Antimicrobial targets protection: One of the significant lines of defense against an antimicrobial is the bacterial cell wall. This structure also acts as a physical barrier to encase the cytoplasm and cell membrane from the external world [31]. Prokaryotic cell walls are made up of linear glycan strands cross-linked by small peptides and this peptidoglycan helps to limit which substances can continue towards the cell membrane and ultimately into the cytoplasm. Peptidoglycan also plays an essential role in bacterial growth and proliferation.
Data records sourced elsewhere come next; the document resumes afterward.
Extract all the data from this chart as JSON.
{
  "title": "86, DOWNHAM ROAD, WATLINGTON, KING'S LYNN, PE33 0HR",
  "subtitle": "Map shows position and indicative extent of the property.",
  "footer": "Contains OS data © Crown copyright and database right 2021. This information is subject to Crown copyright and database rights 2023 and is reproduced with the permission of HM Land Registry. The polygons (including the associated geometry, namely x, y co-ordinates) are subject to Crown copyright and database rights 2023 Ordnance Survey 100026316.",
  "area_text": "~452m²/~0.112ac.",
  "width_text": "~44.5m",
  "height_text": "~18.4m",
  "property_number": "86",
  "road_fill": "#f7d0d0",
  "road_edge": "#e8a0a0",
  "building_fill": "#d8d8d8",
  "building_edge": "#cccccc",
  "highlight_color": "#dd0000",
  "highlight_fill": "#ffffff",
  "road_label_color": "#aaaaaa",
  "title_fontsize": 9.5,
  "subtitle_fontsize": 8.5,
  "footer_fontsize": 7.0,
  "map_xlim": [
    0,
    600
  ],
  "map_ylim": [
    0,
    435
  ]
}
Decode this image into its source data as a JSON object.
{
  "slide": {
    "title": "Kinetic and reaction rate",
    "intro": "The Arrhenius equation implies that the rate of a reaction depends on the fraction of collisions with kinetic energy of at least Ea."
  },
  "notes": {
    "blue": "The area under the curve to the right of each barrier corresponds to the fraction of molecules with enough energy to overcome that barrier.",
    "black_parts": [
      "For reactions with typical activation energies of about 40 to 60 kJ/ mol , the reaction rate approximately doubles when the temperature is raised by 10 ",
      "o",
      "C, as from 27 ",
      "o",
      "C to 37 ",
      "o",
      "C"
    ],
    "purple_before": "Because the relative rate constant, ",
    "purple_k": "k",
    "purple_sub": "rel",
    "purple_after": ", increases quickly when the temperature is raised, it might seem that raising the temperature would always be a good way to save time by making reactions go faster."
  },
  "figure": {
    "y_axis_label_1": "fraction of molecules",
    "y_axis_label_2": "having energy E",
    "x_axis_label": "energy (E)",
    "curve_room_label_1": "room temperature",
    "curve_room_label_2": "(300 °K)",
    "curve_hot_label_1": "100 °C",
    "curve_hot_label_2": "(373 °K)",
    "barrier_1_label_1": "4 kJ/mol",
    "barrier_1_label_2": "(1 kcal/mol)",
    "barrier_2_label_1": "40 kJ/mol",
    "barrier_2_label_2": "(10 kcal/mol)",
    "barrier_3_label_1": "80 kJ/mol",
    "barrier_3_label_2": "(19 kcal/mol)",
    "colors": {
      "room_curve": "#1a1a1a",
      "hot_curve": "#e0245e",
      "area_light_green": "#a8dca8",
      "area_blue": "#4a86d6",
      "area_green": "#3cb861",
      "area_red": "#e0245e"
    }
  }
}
While the cell wall helps protect cytoplasmic antimicrobial targets, it also ended up being the target for the first natural antibiotic, penicillin, which prevents the complete formation of this barrier by inhibiting peptide cross-linking to occur [32].

With this mechanism of protection compromised due to the advent of Β-lactam antibiotics, prokaryotes began to synthesize another tier of protection: Β-lactamases. These enzymes help to protect the peptidoglycan cell wall from Β-lactam antibiotics, precisely. Β-lactamase enzymes help confer resistant bacterial phenotypes, as their mechanism of action hydrolyzes the Β-lactam ring of such antibiotics, and the resulting chemical structure can no longer hinder bacterial cell wall synthesis [21] (Figure 1) and (Table 1).